À l’occasion d’un point de presse tenu ce vendredi 27 mars 2026, le porte-parole du gouvernement guinéen, Ousmane Gaoual Diallo, est revenu sur la récente dissolution de 40 partis politiques, dont l’Union des forces démocratiques de Guinée (UFDG), principal parti dirigé par Cellou Dalein Diallo.

Lors de cette rencontre avec la presse, Ousmane Gaoual Diallo a expliqué que la dissolution répondait à plusieurs manquements constatés dans les partis concernés, notamment un défaut de démocratie interne, des conflits pour la direction et le non-respect des obligations légales et statutaires, comme l’organisation des structures locales et la tenue régulière des organes dirigeants. Selon lui, ces problèmes internes ont contribué à rendre certaines formations politiques incapables de fonctionner conformément à la loi.

Interrogé sur sa situation personnelle, l’ancien cadre influent de l’UFDG a reconnu avoir échoué dans son ambition de devenir président du parti. « Bien sûr que je n’ai pas réussi. Si j’avais réussi, je serais président de l’UFDG. C’est un échec, mais c’est un échec collectif », a-t-il déclaré. Il a néanmoins affirmé son engagement politique et sa volonté de rassembler certains acteurs pour donner une nouvelle direction à la vie politique guinéenne.

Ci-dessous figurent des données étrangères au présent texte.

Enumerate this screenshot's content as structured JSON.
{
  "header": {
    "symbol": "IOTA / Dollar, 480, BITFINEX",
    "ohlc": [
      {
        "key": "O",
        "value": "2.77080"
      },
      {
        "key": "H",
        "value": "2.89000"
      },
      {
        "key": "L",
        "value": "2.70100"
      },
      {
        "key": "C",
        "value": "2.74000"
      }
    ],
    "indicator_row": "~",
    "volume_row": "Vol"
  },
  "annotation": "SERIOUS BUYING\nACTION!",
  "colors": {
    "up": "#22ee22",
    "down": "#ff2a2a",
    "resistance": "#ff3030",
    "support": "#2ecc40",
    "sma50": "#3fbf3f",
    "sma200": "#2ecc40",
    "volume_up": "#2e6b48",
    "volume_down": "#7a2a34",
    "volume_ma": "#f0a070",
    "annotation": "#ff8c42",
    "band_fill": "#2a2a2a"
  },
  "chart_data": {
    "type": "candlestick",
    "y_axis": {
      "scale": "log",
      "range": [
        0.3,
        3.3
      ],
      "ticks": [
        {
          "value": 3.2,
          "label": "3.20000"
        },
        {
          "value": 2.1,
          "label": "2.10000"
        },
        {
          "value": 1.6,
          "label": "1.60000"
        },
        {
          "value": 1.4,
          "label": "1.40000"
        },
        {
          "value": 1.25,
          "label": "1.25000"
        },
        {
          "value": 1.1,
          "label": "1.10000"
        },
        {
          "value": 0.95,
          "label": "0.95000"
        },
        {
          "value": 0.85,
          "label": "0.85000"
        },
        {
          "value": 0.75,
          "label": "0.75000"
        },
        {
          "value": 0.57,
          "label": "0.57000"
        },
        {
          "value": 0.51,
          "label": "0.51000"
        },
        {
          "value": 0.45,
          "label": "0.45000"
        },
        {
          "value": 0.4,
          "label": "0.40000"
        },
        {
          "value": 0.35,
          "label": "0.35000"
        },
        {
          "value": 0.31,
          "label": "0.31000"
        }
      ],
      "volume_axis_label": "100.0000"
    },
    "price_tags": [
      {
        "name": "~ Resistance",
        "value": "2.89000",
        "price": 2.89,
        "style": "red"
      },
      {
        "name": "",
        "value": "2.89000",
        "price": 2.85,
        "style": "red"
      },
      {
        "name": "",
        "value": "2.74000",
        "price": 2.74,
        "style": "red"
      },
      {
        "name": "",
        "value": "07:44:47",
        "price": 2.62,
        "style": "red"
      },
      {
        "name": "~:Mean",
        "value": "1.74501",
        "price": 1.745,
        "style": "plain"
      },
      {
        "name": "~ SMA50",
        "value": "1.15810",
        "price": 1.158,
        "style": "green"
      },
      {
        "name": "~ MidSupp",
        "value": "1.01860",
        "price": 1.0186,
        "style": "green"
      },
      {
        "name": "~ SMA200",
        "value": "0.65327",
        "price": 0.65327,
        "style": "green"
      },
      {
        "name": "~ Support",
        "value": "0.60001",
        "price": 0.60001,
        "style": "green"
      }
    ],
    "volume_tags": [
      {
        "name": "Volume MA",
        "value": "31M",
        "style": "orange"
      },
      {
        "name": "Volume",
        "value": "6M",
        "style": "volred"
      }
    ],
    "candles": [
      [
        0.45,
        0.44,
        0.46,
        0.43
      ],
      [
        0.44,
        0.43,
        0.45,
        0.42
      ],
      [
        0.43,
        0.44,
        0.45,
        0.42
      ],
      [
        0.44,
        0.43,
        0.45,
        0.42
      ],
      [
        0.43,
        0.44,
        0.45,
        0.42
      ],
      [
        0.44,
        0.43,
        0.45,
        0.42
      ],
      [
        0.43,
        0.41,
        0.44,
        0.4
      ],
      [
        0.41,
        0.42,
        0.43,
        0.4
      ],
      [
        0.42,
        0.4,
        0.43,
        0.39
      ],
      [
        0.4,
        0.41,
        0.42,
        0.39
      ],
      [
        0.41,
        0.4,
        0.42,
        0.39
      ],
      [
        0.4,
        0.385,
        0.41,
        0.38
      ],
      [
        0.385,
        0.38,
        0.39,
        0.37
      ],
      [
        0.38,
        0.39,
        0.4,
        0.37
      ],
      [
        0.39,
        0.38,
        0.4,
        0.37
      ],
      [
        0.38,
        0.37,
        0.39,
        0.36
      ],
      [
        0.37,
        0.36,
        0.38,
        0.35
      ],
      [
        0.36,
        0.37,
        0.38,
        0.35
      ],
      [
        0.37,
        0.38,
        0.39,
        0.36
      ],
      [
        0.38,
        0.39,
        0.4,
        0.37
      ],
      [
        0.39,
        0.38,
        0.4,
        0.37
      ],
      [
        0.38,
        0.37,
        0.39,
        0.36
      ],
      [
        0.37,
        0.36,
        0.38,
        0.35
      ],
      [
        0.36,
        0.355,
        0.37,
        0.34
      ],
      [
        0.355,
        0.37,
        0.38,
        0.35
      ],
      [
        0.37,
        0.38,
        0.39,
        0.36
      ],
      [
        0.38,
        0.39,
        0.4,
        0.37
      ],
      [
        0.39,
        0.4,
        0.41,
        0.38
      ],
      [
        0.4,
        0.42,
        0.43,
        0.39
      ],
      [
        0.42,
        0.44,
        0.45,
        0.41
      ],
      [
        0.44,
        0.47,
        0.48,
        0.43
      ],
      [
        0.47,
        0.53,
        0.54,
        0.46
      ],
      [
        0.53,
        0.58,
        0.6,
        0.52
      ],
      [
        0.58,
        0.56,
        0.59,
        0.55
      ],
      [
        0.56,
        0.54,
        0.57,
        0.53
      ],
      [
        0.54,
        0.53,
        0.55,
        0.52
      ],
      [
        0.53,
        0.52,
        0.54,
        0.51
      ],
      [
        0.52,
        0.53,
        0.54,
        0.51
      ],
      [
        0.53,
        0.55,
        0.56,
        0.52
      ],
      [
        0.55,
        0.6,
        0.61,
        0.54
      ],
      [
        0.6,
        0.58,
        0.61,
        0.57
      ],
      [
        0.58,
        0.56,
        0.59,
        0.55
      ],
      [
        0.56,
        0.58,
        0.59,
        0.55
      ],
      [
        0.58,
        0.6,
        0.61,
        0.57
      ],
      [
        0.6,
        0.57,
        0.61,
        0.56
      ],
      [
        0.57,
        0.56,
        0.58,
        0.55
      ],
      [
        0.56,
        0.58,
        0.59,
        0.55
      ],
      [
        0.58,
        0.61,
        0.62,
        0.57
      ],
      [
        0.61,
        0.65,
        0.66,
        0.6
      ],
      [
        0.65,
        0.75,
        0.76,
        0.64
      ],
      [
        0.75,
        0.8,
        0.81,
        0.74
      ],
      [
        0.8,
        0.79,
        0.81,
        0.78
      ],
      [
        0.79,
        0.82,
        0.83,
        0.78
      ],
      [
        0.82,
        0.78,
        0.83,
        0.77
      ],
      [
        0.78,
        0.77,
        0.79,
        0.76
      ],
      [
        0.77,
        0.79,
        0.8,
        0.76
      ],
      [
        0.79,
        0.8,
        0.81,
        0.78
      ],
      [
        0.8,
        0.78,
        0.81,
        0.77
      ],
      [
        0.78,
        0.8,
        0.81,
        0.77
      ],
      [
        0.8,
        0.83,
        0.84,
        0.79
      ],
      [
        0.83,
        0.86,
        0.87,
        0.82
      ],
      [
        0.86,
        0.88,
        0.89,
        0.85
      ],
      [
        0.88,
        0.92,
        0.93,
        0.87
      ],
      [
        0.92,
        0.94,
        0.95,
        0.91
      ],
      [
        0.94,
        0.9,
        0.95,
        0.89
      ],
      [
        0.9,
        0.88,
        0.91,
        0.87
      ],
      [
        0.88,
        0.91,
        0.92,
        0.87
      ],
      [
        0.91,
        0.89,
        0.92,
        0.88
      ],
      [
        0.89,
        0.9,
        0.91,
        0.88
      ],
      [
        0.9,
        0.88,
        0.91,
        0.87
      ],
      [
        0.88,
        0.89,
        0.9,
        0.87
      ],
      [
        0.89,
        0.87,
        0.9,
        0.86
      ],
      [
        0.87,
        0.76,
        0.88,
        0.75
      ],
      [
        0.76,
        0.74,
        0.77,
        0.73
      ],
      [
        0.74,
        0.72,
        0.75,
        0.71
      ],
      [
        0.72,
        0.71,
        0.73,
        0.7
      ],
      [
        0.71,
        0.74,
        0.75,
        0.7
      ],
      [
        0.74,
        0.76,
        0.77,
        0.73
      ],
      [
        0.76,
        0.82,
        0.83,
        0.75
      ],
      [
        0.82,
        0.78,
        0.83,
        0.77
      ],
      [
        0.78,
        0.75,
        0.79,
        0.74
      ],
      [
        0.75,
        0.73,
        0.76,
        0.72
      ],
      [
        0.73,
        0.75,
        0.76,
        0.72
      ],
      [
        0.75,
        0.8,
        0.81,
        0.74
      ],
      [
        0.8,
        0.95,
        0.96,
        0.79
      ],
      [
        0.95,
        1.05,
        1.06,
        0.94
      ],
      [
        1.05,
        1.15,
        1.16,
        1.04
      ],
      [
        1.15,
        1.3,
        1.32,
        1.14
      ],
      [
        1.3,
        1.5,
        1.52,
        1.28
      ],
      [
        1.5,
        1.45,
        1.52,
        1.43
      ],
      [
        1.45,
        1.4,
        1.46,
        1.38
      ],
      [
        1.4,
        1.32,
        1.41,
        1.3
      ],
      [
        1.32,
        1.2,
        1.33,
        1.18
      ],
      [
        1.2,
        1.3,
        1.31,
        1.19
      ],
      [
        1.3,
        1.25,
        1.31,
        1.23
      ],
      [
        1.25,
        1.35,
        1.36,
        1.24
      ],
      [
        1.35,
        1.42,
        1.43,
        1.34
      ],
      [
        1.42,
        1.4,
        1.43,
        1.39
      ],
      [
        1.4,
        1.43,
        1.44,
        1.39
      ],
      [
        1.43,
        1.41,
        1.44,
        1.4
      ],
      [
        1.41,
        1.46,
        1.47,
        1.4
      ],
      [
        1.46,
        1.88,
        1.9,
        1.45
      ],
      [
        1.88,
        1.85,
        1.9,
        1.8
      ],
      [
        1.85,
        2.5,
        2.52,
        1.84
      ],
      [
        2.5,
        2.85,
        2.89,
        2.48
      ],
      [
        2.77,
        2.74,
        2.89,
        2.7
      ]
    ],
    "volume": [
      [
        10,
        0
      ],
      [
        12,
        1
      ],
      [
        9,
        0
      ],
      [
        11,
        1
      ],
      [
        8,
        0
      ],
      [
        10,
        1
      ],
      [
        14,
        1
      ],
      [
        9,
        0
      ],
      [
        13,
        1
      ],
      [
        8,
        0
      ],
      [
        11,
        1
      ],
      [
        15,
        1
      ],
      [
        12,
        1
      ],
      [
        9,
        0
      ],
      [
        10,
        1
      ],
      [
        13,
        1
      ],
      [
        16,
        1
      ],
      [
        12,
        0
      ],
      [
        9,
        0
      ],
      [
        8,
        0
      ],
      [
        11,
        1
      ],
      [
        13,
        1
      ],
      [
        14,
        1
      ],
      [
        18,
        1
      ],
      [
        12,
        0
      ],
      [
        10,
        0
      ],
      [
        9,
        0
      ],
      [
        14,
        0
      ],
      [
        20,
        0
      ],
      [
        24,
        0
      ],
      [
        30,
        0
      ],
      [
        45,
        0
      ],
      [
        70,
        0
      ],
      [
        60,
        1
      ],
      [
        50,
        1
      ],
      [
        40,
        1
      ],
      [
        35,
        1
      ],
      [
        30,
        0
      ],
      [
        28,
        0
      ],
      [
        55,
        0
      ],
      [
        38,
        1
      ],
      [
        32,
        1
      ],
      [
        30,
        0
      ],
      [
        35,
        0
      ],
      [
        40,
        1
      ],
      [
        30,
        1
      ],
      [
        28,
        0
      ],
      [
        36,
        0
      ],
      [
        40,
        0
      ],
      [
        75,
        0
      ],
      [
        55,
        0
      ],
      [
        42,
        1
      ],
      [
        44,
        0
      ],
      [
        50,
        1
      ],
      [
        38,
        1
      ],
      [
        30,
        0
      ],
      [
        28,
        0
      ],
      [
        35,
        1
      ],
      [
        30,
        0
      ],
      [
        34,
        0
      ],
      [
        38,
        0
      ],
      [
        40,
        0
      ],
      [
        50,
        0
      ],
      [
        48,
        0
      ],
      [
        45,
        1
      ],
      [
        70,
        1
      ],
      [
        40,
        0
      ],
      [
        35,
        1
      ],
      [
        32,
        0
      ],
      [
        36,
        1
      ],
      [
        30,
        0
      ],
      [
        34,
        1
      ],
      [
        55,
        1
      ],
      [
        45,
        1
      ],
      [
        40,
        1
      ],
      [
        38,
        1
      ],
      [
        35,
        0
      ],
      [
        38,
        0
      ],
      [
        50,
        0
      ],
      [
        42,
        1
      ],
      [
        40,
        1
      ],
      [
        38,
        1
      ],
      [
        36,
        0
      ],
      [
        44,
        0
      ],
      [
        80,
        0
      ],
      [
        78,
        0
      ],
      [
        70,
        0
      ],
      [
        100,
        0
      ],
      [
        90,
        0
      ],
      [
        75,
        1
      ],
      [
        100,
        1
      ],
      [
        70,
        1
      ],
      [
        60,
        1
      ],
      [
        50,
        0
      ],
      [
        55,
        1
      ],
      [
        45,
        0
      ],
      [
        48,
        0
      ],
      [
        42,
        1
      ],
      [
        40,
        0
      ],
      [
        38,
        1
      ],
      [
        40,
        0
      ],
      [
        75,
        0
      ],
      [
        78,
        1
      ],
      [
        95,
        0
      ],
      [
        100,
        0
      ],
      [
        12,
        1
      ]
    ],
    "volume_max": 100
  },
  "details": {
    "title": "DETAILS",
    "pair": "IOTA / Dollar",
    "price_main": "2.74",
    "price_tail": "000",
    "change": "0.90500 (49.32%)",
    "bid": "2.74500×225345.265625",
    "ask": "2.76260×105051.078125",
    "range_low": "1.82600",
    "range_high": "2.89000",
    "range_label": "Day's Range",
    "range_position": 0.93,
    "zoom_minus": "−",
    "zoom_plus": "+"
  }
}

L’UFDG, fondé en 1992 par Cellou Dalein Diallo, s’était imposé comme l’une des principales forces de l’opposition guinéenne, notamment dans la Basse-Guinée. Le parti avait été marqué par des tensions internes, accentuées par la rupture d’Ousmane Gaoual Diallo avec la direction nationale après son emprisonnement sous le régime d’Alpha Condé et son entrée dans le gouvernement de transition. Ces tensions ont été l’un des facteurs ayant conduit à la suspension puis à la dissolution définitive du parti.

Le point de presse du 27 mars 2026 met en lumière le climat politique actuel en Guinée et les raisons avancées par le gouvernement pour réguler le paysage partisan, tout en soulignant les défis liés à la démocratie interne au sein des partis.